Yaren, Efken ile aynı odada kaldığımı bilmiyordu. Beni Efken’in odasında tek uyuyor sanıyordu ama son zamanlarda abisi benimle aynı yatakta uykuya dalıyordu. Suçlayıcı olmaya gerek yoktu, çünkü ben de Efken yataktayken çok daha rahat ve kâbuslardan uzak uykular çekiyordum. Yaren bunu bilse muhtemelen yanlış düşünürdü ama düşüneceği türden şeyler yaşanmıyordu, asla yaşanacağını da sanmıyordum. Yaşanmaması için elimden geleni yapardım. Sanırım.

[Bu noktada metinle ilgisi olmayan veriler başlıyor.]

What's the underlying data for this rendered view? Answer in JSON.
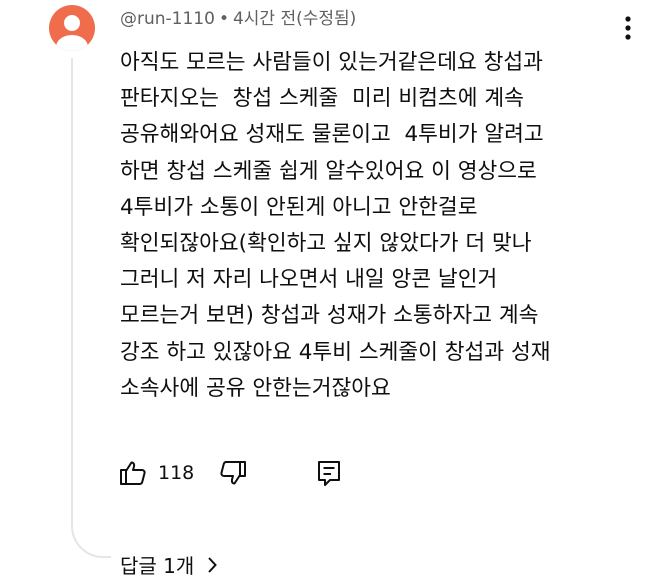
{
  "comment": {
    "author": "@run-1110",
    "separator": "•",
    "time": "4시간 전(수정됨)",
    "lines": [
      "아직도 모르는 사람들이 있는거같은데요 창섭과",
      "판타지오는  창섭 스케줄  미리 비컴츠에 계속",
      "공유해와어요 성재도 물론이고  4투비가 알려고",
      "하면 창섭 스케줄 쉽게 알수있어요 이 영상으로",
      "4투비가 소통이 안된게 아니고 안한걸로",
      "확인되잖아요(확인하고 싶지 않았다가 더 맞나",
      "그러니 저 자리 나오면서 내일 앙콘 날인거",
      "모르는거 보면) 창섭과 성재가 소통하자고 계속",
      "강조 하고 있잖아요 4투비 스케줄이 창섭과 성재",
      "소속사에 공유 안한는거잖아요"
    ],
    "like_count": "118",
    "replies_label": "답글 1개"
  },
  "icons": {
    "avatar": "default-user-avatar",
    "menu": "more-vertical-icon",
    "like": "thumbs-up-icon",
    "dislike": "thumbs-down-icon",
    "reply": "reply-comment-icon",
    "replies_chevron": "chevron-right-icon"
  },
  "colors": {
    "avatar_bg": "#ef6c4d",
    "text": "#0f0f0f",
    "meta_text": "#606060",
    "thread_line": "#e5e5e5"
  }
}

Gece olduğunda ve artık Yaren yorgunluğuna yenik düştüğünde odasına çekilmişti. Gecenin bir yarısı kapı çaldığında ise gelen kişi İbrahim’di. İbrahim’in varlığı evin ortasına bir yıldırım gibi düşer sanmıştım ama Efken ilk sefer verdiğinden çok daha sakin bir tepki vermişti. Sanırım o da İbrahim’i bekliyordu. İbrahim bu evin salonunda görmeye alışkın olduğum biri değildi. Yine de yadırgamamaya çalıştım çünkü bu evdeki en yabancı insan bendim. İbrahim’in meraklı ela gözleri sık sık koridora kayıyor, Yaren’in nerede olduğunu merak eder gibi etrafı süzüyordu. Yüzünde her zamanki o sıcak ve muzip ifade vardı. Her ne kadar onu tanımıyor olsam da aynı topraklardan geldiğimiz için kendimi ona çok yakın hissediyordum ve varlığı beni bir nebze de olsa sakinleştirmişti.

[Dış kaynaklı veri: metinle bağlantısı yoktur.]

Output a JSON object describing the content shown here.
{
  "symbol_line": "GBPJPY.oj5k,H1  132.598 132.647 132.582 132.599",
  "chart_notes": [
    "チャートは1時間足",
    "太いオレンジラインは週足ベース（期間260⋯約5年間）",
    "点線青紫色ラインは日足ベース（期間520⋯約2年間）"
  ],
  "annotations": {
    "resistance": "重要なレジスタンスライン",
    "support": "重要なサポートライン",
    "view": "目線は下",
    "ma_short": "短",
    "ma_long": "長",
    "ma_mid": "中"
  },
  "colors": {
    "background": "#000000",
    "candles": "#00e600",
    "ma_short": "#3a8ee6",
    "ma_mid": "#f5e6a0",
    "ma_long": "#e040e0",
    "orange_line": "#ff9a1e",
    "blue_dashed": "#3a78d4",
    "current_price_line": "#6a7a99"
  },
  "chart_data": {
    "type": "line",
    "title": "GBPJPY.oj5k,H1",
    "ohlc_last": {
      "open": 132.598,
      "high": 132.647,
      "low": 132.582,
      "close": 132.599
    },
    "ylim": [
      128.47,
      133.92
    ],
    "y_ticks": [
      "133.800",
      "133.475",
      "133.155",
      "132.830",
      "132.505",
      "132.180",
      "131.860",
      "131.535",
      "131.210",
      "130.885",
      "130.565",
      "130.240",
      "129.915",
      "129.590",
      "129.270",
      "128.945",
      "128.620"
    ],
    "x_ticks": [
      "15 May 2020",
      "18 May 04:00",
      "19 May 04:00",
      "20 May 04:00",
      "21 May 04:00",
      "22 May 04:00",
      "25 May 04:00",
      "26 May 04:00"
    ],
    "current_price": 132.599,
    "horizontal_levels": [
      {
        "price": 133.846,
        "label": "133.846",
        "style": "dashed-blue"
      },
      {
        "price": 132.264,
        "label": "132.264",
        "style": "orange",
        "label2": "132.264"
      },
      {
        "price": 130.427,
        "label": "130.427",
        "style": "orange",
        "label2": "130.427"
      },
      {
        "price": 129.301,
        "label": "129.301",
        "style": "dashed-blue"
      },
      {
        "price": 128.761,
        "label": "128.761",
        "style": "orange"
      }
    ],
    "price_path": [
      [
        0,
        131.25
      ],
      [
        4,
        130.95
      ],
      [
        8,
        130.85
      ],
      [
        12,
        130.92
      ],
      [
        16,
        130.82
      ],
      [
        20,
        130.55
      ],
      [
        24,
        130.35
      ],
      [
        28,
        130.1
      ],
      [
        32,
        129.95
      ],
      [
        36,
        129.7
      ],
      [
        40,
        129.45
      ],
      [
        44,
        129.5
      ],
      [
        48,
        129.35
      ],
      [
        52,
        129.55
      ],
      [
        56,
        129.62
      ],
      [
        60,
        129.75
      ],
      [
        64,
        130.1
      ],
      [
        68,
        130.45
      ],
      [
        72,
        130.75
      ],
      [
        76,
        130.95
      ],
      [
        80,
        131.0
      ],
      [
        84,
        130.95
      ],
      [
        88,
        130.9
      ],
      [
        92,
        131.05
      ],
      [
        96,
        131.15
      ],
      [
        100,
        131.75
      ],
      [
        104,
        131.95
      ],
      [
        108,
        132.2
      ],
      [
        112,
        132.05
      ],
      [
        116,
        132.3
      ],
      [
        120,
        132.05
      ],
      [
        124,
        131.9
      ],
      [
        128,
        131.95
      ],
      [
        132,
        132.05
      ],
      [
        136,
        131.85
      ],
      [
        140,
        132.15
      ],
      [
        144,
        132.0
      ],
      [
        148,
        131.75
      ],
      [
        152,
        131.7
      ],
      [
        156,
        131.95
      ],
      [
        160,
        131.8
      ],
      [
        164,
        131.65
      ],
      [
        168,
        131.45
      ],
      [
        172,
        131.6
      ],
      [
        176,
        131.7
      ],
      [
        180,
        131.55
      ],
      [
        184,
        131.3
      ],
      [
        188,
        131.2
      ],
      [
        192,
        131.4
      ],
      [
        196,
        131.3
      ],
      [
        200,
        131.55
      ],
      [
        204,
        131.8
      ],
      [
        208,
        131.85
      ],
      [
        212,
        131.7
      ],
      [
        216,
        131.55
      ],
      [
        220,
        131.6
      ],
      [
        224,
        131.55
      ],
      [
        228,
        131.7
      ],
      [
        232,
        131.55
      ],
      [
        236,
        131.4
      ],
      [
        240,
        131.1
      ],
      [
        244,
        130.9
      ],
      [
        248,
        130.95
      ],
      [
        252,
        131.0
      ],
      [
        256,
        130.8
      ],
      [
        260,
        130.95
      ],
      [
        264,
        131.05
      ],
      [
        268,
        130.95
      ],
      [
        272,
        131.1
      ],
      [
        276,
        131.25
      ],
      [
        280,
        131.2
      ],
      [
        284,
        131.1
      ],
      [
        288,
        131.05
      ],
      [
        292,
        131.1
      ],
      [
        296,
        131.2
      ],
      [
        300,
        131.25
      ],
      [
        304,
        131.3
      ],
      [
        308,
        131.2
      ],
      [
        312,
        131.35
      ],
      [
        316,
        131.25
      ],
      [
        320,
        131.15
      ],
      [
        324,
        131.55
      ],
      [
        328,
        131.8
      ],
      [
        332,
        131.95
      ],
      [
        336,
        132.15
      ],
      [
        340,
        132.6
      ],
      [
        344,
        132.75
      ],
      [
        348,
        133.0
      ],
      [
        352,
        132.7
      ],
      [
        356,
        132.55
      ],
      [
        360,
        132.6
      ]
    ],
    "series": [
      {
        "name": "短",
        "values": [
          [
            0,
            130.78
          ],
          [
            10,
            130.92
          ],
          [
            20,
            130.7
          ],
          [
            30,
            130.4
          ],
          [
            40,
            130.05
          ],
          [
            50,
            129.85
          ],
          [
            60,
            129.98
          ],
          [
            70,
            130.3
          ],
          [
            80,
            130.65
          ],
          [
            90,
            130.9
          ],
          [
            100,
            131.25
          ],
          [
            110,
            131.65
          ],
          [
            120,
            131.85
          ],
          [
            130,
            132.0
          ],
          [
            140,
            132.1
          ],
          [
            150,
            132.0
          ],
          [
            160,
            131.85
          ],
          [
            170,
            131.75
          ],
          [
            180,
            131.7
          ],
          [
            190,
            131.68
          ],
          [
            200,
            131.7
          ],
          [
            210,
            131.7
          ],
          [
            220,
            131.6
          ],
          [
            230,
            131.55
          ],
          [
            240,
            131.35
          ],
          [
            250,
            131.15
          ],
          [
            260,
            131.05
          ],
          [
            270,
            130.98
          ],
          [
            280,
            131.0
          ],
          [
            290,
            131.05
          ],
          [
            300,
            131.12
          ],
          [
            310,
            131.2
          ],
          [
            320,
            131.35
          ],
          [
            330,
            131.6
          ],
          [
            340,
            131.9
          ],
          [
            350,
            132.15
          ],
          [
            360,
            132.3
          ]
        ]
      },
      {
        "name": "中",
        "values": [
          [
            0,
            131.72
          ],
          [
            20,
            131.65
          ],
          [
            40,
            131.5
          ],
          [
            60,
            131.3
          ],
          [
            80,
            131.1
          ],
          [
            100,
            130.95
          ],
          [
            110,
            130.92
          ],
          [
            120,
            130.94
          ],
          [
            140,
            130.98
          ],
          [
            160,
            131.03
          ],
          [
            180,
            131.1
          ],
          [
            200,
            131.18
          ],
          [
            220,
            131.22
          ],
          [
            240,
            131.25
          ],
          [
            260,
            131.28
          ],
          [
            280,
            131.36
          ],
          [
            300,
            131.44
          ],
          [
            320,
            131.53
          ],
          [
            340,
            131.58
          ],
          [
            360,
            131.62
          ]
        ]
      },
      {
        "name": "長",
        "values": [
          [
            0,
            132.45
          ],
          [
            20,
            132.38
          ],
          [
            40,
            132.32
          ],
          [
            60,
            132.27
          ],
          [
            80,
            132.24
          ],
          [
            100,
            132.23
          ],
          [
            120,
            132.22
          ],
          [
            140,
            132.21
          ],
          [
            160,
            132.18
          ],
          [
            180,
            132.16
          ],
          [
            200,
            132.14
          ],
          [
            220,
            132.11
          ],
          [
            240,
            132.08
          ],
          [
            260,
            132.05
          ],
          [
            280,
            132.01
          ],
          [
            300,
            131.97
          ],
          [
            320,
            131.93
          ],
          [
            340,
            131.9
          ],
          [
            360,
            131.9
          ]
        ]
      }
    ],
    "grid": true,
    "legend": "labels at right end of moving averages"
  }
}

Efken, “Konuştun mu adamla?” diye sorunca, yabancısı olduğum konu ortada bir mücevher gibi parıldadı ve bakışlarım pencerenin önünde dikilerek sigarasını içen Efken’e kaydı. Üstü yine çıplaktı, sanki soğuk ona işlemiyordu. Sanki o cehennemdi ve soğuk bile onun etrafındayken yanıyordu.
İbrahim, “Evet,” dedi, sesi tedirgindi. “Yine de Efken, bu adamlarla uğraşılmaz.”
“Sana fikrini sormadım,” dedi Efken, sesi düzdü, karanlığa gömülmüş ormanı izliyordu.
“Öylece o adamlarla aynı masaya oturamazsın. On iki adamla masaya oturacaksan, on bir tanesi seni öldürmek istiyor, diğeri de kendi eliyle öldüremeyeceği için adamlarına ölüm emrini vermeyi bekliyor,” dedi İbrahim sertçe. “Yaren’i hiç düşünmüyorsun.”
“Sen benim Yaren’i ne ölçüde önemsediğimi tartabilecek biri değilsin,” dedi Efken, sesinde ecelin parmak izleri olmasına rağmen kelimeleri tüm bu gücü reddedercesine sakindi. “Etrafımda olmana izin vermemi mi istiyorsun? O zaman bu işi bağla.”
“Öldürülmeni istemiyorum,” dedi İbrahim, birden tüylerim dikilmişti. Efken’i bile öldürebilecek insanlar vardı. Onun ölümün arzulayan insanlar… “Öldürülmendense etrafında olmam, sizi bir daha görmem daha iyi.”
“İbrahim, bana âşık değilsin,” dedi Efken iğrenir gibi.
“Bu konudan tam emin değilim, sanırım sana karşı da boş sayılmam,” diye dalga geçti İbrahim.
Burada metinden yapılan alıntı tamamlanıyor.